Rain water is collected in large collapsible tanks that can be drained and moved from one drill site to the next.

Drill Site Restoration

The first step in environmental restoration of a drill site starts before the drill platform is excavated – with the collection of seeds of species of plants and trees found on the site, and with the removal and storage of the layer of organic matter and leaf litter. Plants that will be used to restore the drill platform are already being cultivated in the nursery.

Once the drill has moved off a site, the soil is replaced. The soil in this tropical environment is clay-rich and is intensely leached of many of its nutrients.

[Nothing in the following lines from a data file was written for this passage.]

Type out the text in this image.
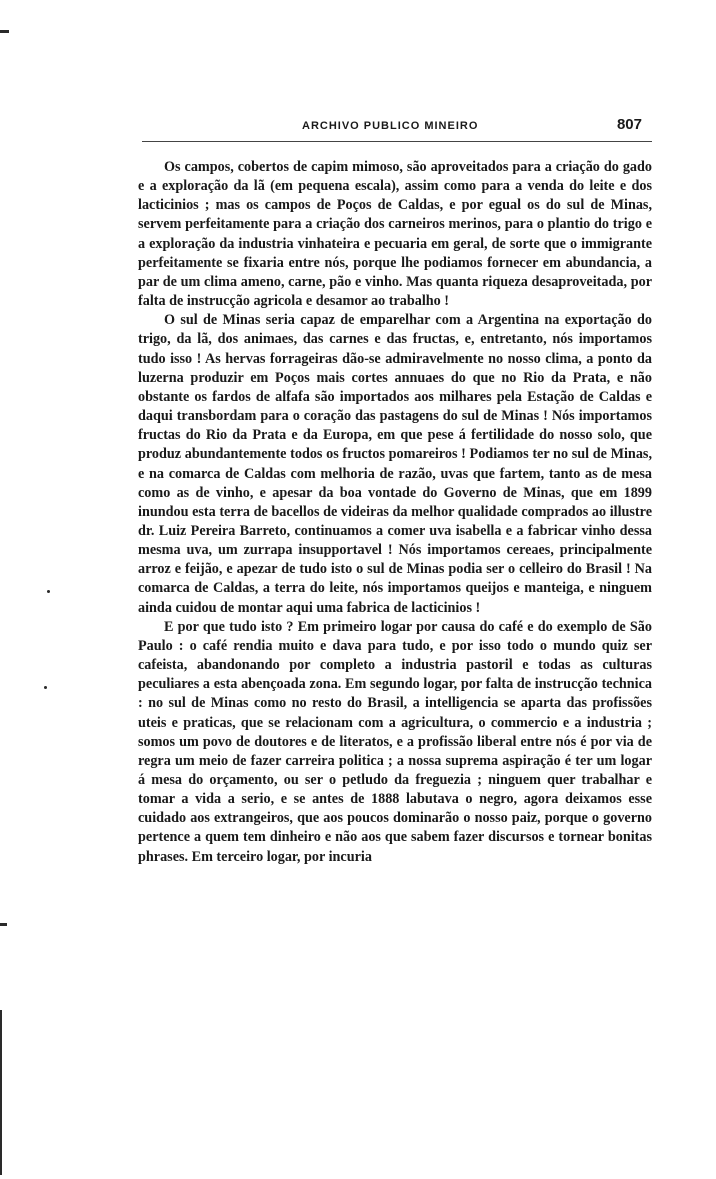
ARCHIVO PUBLICO MINEIRO	807

Os campos, cobertos de capim mimoso, são aproveitados para a criação do gado e a exploração da lã (em pequena escala), assim como para a venda do leite e dos lacticinios ; mas os campos de Poços de Caldas, e por egual os do sul de Minas, servem perfeitamente para a criação dos carneiros merinos, para o plantio do trigo e a exploração da industria vinhateira e pecuaria em geral, de sorte que o immigrante perfeitamente se fixaria entre nós, porque lhe podiamos fornecer em abundancia, a par de um clima ameno, carne, pão e vinho. Mas quanta riqueza desaproveitada, por falta de instrucção agricola e desamor ao trabalho !

O sul de Minas seria capaz de emparelhar com a Argentina na exportação do trigo, da lã, dos animaes, das carnes e das fructas, e, entretanto, nós importamos tudo isso ! As hervas forrageiras dão-se admiravelmente no nosso clima, a ponto da luzerna produzir em Poços mais cortes annuaes do que no Rio da Prata, e não obstante os fardos de alfafa são importados aos milhares pela Estação de Caldas e daqui transbordam para o coração das pastagens do sul de Minas ! Nós importamos fructas do Rio da Prata e da Europa, em que pese á fertilidade do nosso solo, que produz abundantemente todos os fructos pomareiros ! Podiamos ter no sul de Minas, e na comarca de Caldas com melhoria de razão, uvas que fartem, tanto as de mesa como as de vinho, e apesar da boa vontade do Governo de Minas, que em 1899 inundou esta terra de bacellos de videiras da melhor qualidade comprados ao illustre dr. Luiz Pereira Barreto, continuamos a comer uva isabella e a fabricar vinho dessa mesma uva, um zurrapa insupportavel ! Nós importamos cereaes, principalmente arroz e feijão, e apezar de tudo isto o sul de Minas podia ser o celleiro do Brasil ! Na comarca de Caldas, a terra do leite, nós importamos queijos e manteiga, e ninguem ainda cuidou de montar aqui uma fabrica de lacticinios !

E por que tudo isto ? Em primeiro logar por causa do café e do exemplo de São Paulo : o café rendia muito e dava para tudo, e por isso todo o mundo quiz ser cafeista, abandonando por completo a industria pastoril e todas as culturas peculiares a esta abençoada zona. Em segundo logar, por falta de instrucção technica : no sul de Minas como no resto do Brasil, a intelligencia se aparta das profissões uteis e praticas, que se relacionam com a agricultura, o commercio e a industria ; somos um povo de doutores e de literatos, e a profissão liberal entre nós é por via de regra um meio de fazer carreira politica ; a nossa suprema aspiração é ter um logar á mesa do orçamento, ou ser o petludo da freguezia ; ninguem quer trabalhar e tomar a vida a serio, e se antes de 1888 labutava o negro, agora deixamos esse cuidado aos extrangeiros, que aos poucos dominarão o nosso paiz, porque o governo pertence a quem tem dinheiro e não aos que sabem fazer discursos e tornear bonitas phrases. Em terceiro logar, por incuria
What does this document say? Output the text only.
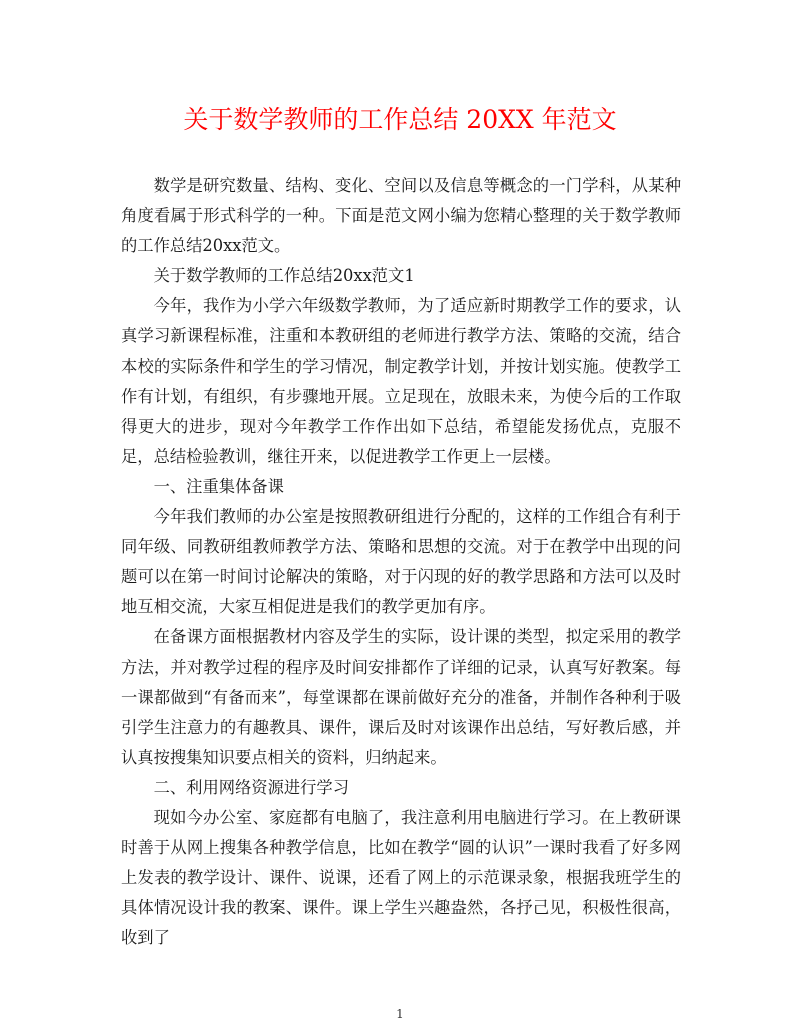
关于数学教师的工作总结 20XX 年范文

数学是研究数量、结构、变化、空间以及信息等概念的一门学科，从某种角度看属于形式科学的一种。下面是范文网小编为您精心整理的关于数学教师的工作总结20xx范文。

关于数学教师的工作总结20xx范文1

今年，我作为小学六年级数学教师，为了适应新时期教学工作的要求，认真学习新课程标准，注重和本教研组的老师进行教学方法、策略的交流，结合本校的实际条件和学生的学习情况，制定教学计划，并按计划实施。使教学工作有计划，有组织，有步骤地开展。立足现在，放眼未来，为使今后的工作取得更大的进步，现对今年教学工作作出如下总结，希望能发扬优点，克服不足，总结检验教训，继往开来，以促进教学工作更上一层楼。

一、注重集体备课

今年我们教师的办公室是按照教研组进行分配的，这样的工作组合有利于同年级、同教研组教师教学方法、策略和思想的交流。对于在教学中出现的问题可以在第一时间讨论解决的策略，对于闪现的好的教学思路和方法可以及时地互相交流，大家互相促进是我们的教学更加有序。

在备课方面根据教材内容及学生的实际，设计课的类型，拟定采用的教学方法，并对教学过程的程序及时间安排都作了详细的记录，认真写好教案。每一课都做到“有备而来”，每堂课都在课前做好充分的准备，并制作各种利于吸引学生注意力的有趣教具、课件，课后及时对该课作出总结，写好教后感，并认真按搜集知识要点相关的资料，归纳起来。

二、利用网络资源进行学习

现如今办公室、家庭都有电脑了，我注意利用电脑进行学习。在上教研课时善于从网上搜集各种教学信息，比如在教学“圆的认识”一课时我看了好多网上发表的教学设计、课件、说课，还看了网上的示范课录象，根据我班学生的具体情况设计我的教案、课件。课上学生兴趣盎然，各抒己见，积极性很高，收到了

1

In fact, few of the roots of the massive trees in the tropical jungle penetrate deep into the soil because its lack of nutrients. The organic matter is replaced over the clay and seedlings from the nursery planted over the site in the proportion in which they originally occurred on the site.

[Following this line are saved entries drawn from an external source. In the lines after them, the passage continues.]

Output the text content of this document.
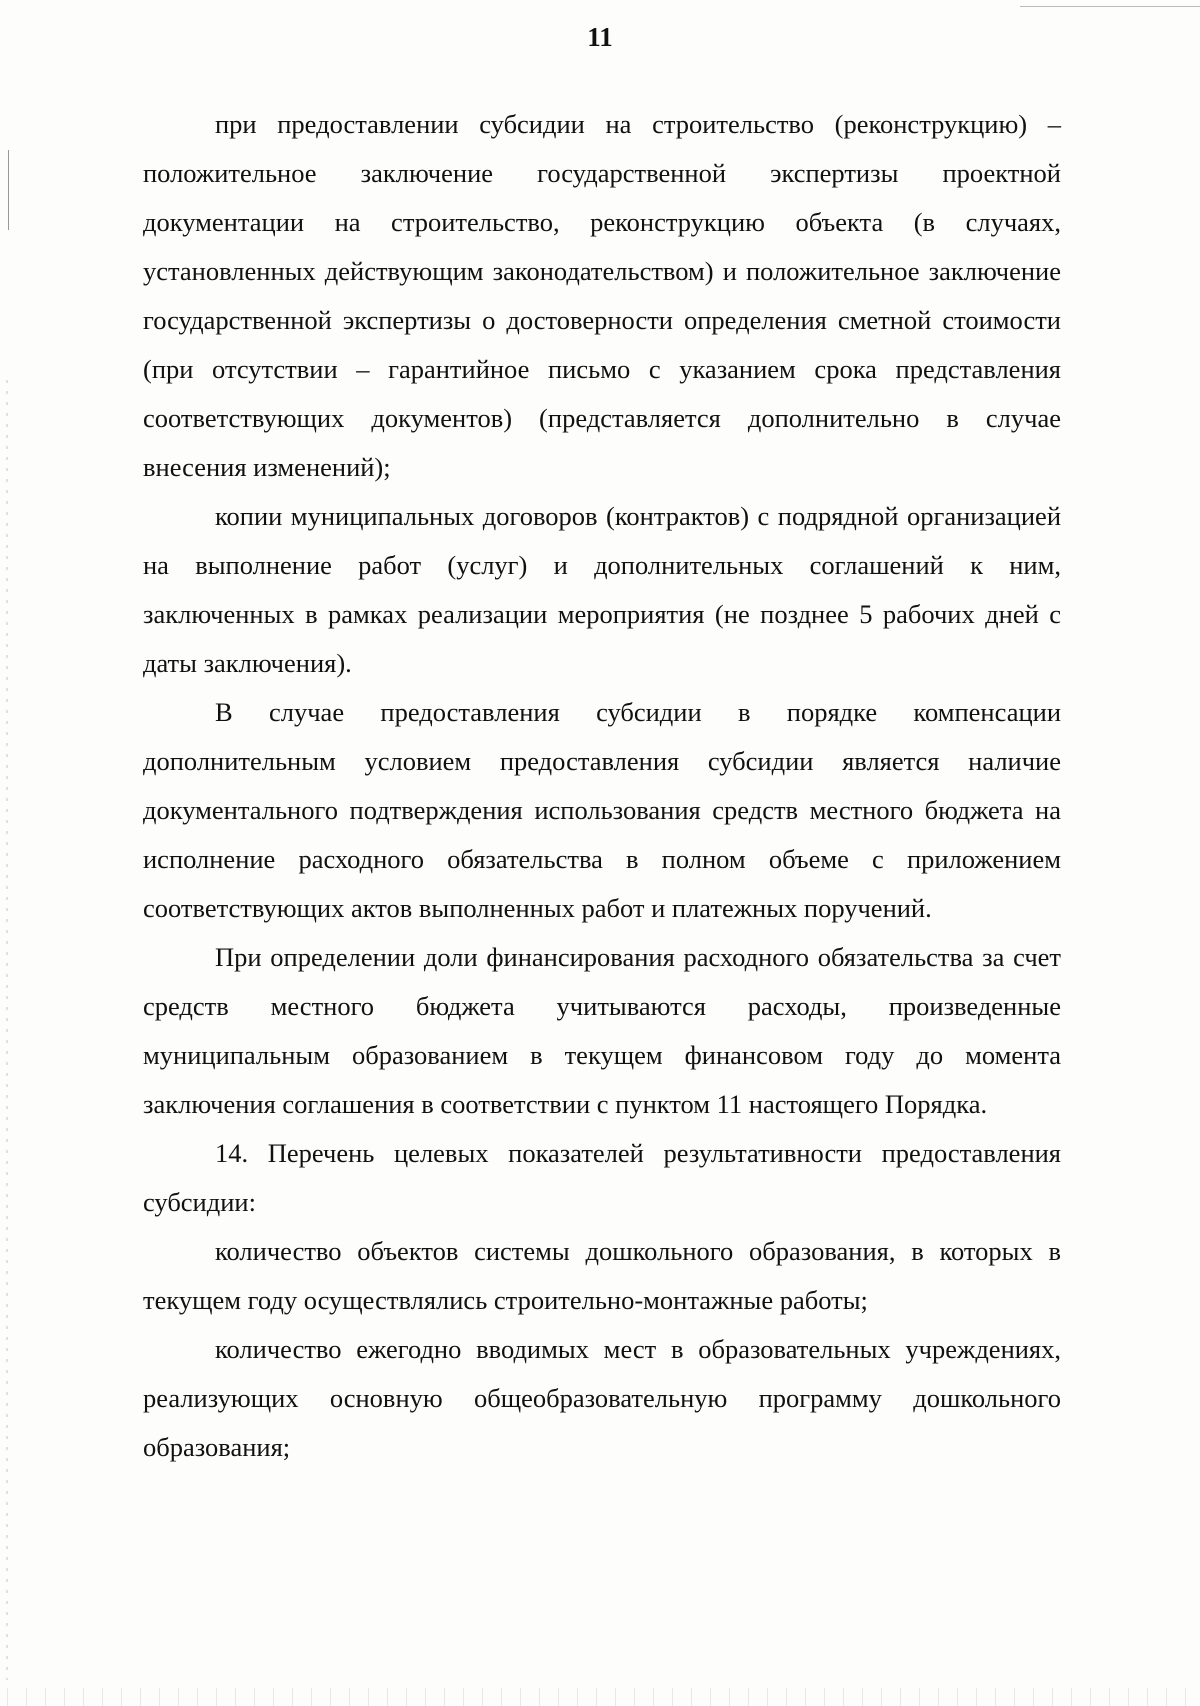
11

при предоставлении субсидии на строительство (реконструкцию) – положительное заключение государственной экспертизы проектной документации на строительство, реконструкцию объекта (в случаях, установленных действующим законодательством) и положительное заключение государственной экспертизы о достоверности определения сметной стоимости (при отсутствии – гарантийное письмо с указанием срока представления соответствующих документов) (представляется дополнительно в случае внесения изменений);

копии муниципальных договоров (контрактов) с подрядной организацией на выполнение работ (услуг) и дополнительных соглашений к ним, заключенных в рамках реализации мероприятия (не позднее 5 рабочих дней с даты заключения).

В случае предоставления субсидии в порядке компенсации дополнительным условием предоставления субсидии является наличие документального подтверждения использования средств местного бюджета на исполнение расходного обязательства в полном объеме с приложением соответствующих актов выполненных работ и платежных поручений.

При определении доли финансирования расходного обязательства за счет средств местного бюджета учитываются расходы, произведенные муниципальным образованием в текущем финансовом году до момента заключения соглашения в соответствии с пунктом 11 настоящего Порядка.

14. Перечень целевых показателей результативности предоставления субсидии:

количество объектов системы дошкольного образования, в которых в текущем году осуществлялись строительно-монтажные работы;

количество ежегодно вводимых мест в образовательных учреждениях, реализующих основную общеобразовательную программу дошкольного образования;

Studies of the broader area often show that the prime hardwood species have already been harvested, and their absence from the tree-count of the site does not mean that they weren’t originally present. In these cases, seedlings of those hardwood trees are included in the restoration of the platforms in that area. The location of the hardwood seedlings is recorded with a GPS and is reported to the Ministry of the Environment in the description of the environmental restoration of each platform. The restored sites are monitored by members of the local community and any seedling species that die are replaced.

Scout drill platforms at Crunchy Hill, Kuri-Yawi and Tsenken N2, N3 and N1 have been restored and the Ministry of the Environment has signed off that the restoration at Crunchy Hill and Kuri-Yawi has been accomplished to its standards, while the restoration of Tsenken is ongoing. Community members and our environmental group continue to monitor these sites and document progress with restoration.